Series of Positive Terms

We shall denote by $${S^ + }$$ the set of all such series whose terms are positive. Thus, $$\sum {u_n}$$ is a series of positive terms if and only if $$\sum {u_n} \in {S^ + }$$. If $$\sum {u_n} \in {S^ + }$$, then its sequence or partial sums $$\left\langle {{s_n}} \right\rangle $$ is monotonically increasing for $${s_{n + 1}} – {s_n} = {u_{n + 1}} > 0$$ $$\forall n$$.

This gives:

Theorem: If $$\sum {u_n} \in {S^ + }$$ then $$\sum {u_n}$$ either converges to positive number or diverges to $$ + \infty $$.

Proof: If $$\sum {u_n} \in {S^ + }$$ and its sequence of partial sums $$\left\langle {{s_n}} \right\rangle $$ be bounded, $$\exists {\text{ }}k > 0$$ such that $$k > {s_{n + 1}} > {s_n} \geqslant {u_1}{\text{ }}\forall n$$. Thus $$\left\langle {{s_n}} \right\rangle $$ being monotonic and bounded is convergent and $$k \geqslant \lim {s_n} \geqslant {u_1} > 0$$. If $$\left\langle {{s_n}} \right\rangle $$ is bounded, then $$\left\langle {{s_n}} \right\rangle $$ being monotonic for $${s_{n + 1}} – {s_n} = {u_{n + 1}} > 0{\text{ }}\forall n$$ diverges to $$ + \infty $$, i.e. $$\sum {u_n}$$ diverges to $$ + \infty $$. Hence the theorem is proved.

 

When the direct investigation regarding the boundedness of $$\left\langle {{s_n}} \right\rangle $$ is not easy then we use alternative tests to establish the convergence of the series.
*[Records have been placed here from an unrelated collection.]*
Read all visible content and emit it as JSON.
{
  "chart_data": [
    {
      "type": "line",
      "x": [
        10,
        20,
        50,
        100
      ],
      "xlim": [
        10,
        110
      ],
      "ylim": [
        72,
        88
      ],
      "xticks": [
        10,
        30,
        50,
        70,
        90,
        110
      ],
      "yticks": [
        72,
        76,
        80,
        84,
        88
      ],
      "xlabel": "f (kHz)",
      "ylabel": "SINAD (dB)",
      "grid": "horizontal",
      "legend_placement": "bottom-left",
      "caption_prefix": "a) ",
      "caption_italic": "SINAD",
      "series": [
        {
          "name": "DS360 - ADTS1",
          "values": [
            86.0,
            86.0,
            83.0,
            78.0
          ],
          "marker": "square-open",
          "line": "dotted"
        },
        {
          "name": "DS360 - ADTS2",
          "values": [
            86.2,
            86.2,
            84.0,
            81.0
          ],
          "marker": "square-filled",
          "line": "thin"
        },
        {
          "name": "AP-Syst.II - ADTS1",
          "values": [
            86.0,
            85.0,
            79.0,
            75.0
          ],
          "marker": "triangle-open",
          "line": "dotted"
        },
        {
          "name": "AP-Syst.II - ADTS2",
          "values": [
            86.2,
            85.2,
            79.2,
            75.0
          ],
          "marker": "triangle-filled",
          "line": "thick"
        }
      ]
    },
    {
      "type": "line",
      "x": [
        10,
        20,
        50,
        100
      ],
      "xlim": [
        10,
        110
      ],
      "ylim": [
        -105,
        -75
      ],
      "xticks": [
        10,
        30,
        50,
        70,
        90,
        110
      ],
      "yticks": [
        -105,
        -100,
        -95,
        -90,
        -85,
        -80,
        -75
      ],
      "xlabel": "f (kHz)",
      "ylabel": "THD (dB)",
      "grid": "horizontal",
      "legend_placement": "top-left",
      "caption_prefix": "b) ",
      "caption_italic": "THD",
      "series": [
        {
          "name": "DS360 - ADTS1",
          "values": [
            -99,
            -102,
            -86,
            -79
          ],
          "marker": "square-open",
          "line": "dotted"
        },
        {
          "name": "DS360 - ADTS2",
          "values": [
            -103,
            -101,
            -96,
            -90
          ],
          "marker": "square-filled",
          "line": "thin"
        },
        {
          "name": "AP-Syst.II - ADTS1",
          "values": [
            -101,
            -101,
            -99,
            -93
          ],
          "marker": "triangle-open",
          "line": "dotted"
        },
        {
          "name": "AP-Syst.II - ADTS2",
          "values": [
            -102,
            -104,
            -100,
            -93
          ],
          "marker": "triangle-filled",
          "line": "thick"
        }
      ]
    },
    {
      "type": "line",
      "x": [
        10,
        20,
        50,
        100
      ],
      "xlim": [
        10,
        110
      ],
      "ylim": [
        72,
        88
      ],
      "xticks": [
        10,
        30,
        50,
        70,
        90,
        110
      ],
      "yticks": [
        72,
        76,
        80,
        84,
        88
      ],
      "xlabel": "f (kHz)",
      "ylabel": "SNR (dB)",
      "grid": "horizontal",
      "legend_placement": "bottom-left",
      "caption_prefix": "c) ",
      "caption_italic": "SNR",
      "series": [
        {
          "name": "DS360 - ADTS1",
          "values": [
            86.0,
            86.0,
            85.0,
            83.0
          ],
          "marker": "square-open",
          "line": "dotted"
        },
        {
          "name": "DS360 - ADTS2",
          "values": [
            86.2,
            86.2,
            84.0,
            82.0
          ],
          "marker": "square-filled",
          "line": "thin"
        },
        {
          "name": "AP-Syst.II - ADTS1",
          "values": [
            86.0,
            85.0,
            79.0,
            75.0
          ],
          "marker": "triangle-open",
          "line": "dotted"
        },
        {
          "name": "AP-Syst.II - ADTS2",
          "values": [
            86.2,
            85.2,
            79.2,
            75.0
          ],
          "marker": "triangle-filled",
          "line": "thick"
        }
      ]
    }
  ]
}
Establishing various tests is given as

  • If $$\lim {a_n} = a$$ and $${k_1} < a{\text{ }}\exists m \in \mathbb{N}$$ such that $${a_n} > {k_1}{\text{ }}\forall n \geqslant m$$.
  • If $$\lim {a_n} = a$$ and $${k_2} < a{\text{ }}\exists m \in \mathbb{N}$$ such that $${a_n} > {k_2}{\text{ }}\forall n \geqslant m$$.

The above two results follow from the fact that all except a finite number of terms of the sequence $${a_n}$$ lie in the neighborhood $$\left( {{k_1},{k_2}} \right)$$ of the limit ‘a’.